前嶋和弘(上智大総合グローバル学部教授)

 来年1月のジョー・バイデン政権発足を踏まえ、ホワイトハウスの国内政策会議を統括する補佐官にスーザン・ライス氏が指名された。その背景を考えてみたい。

 ライス氏は、バラク・オバマ氏が大統領だった時代に前半4年間は国連大使、後半4年間は国家安全保障担当の大統領補佐官を務めた「外交のプロ中のプロ」のはずだ。同政権で副大統領だったバイデン氏との個人的な信頼関係もあり、副大統領候補や国務長官候補に浮上していた。黒人であることも多様性を強調する次期バイデン政権にとっては重要なアピールポイントだった。

 そのライス氏を、なぜホワイトハウス国内政策担当補佐官に任命するのか。同氏の外交政策での経験を考えると、予想外の動きだ。

 これは、共和党側がライス氏の外交手腕に大きな疑念を持っているため、という一言に尽きる。2012年9月にリビア東部ベンガジで米領事館が襲撃され、スティーブンス米国大使を含む4人の米国人が殺害された事件についての対応があまりにもまずかったという批判である。

 米領事館襲撃事件の際、国連大使だったライス氏は各種メディアに登場し「自然発生的なデモが暴走したもの」という見解を繰り返した。しかし、実際には、リビアではイスラム過激派による襲撃計画があり、スティーブンス大使らが警備の増強を要請していたにもかかわらず、オバマ政権が放置していたことが判明したのだ。ちょうど、オバマ氏は再選を目指す選挙戦の最中だった。「選挙にマイナスにならないように対応が遅れ、真相を隠したのでは」と当時の国務長官であったヒラリー・クリントン氏だけでなく、次期国務長官候補の筆頭だったライス氏を、共和党は強く批判した。

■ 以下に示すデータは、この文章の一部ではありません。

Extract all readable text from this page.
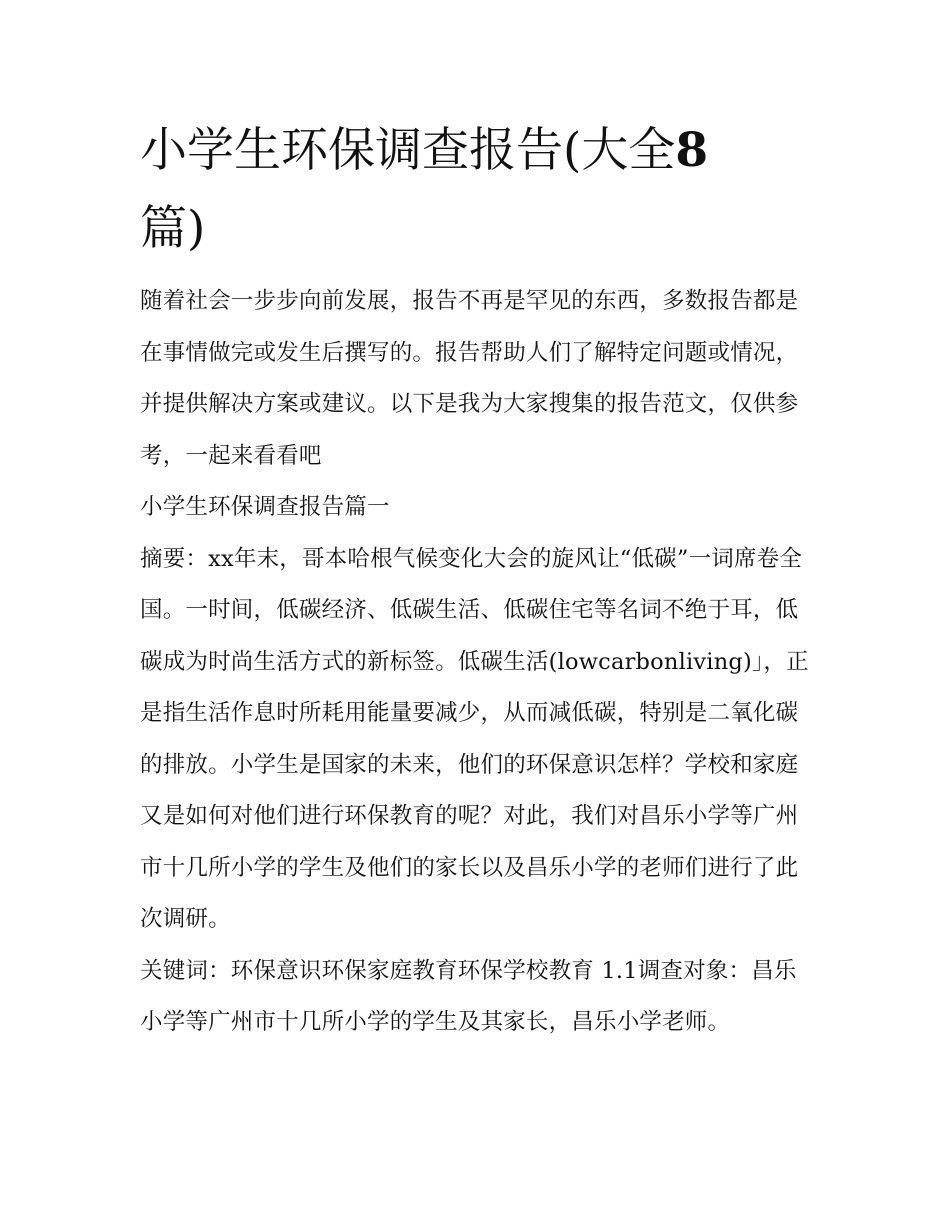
小学生环保调查报告(大全8
篇)

随着社会一步步向前发展，报告不再是罕见的东西，多数报告都是在事情做完或发生后撰写的。报告帮助人们了解特定问题或情况，并提供解决方案或建议。以下是我为大家搜集的报告范文，仅供参考，一起来看看吧

小学生环保调查报告篇一

摘要：xx年末，哥本哈根气候变化大会的旋风让“低碳”一词席卷全国。一时间，低碳经济、低碳生活、低碳住宅等名词不绝于耳，低碳成为时尚生活方式的新标签。低碳生活(lowcarbonliving)」，正是指生活作息时所耗用能量要减少，从而减低碳，特别是二氧化碳的排放。小学生是国家的未来，他们的环保意识怎样？学校和家庭又是如何对他们进行环保教育的呢？对此，我们对昌乐小学等广州市十几所小学的学生及他们的家长以及昌乐小学的老师们进行了此次调研。

关键词：环保意识环保家庭教育环保学校教育 1.1调查对象：昌乐小学等广州市十几所小学的学生及其家长，昌乐小学老师。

 12年の大統領選挙でオバマ氏は再選を果たすが、上院での承認時に共和党から激しい反発が出ることが予想され、ライス氏は国務長官ではなく、承認がいらない国家安全保障担当の大統領補佐官に収まった。代わりにオバマ第2期政権の国務長官になったのは、ジョン・ケリー氏だった。ケリー氏は上院議員、2004年の民主党大統領候補などの経験があり、今回のバイデン政権でも気候変動問題担当特使に指名されている。

 ライス氏については、そのときのデジャビュ(既視感)のような印象もある。バイデン政権の国務長官候補の筆頭に、ライス氏の名前は常に挙がっていた。おそらくバイデン氏は11月3日の議会選挙で民主党が伸び悩んだ状況を見て判断したのだろう。
スーザン・ライス氏=2016年4月(AP)
スーザン・ライス氏=2016年4月(AP=共同)
 来年1月5日に行われるジョージア州の2議席(現在2議席ともに共和党)の決選投票待ちだが、もともと共和党が強い地盤を持つ地域だ。最終的に2議席とも共和党が取り、上院全体では共和党52対民主党48(民主党側は統一会派の無党派を含む)で共和党が多数派を維持する可能性が高くなっている。

 上院で共和党が多数を占めた場合、ライス氏の承認が困難、もしくは非常に荒れることが予想される。結局、国務長官にはバイデン氏の側近で、オバマ前政権下で国務副長官を務めたアントニー・ブリンケン氏が起用された。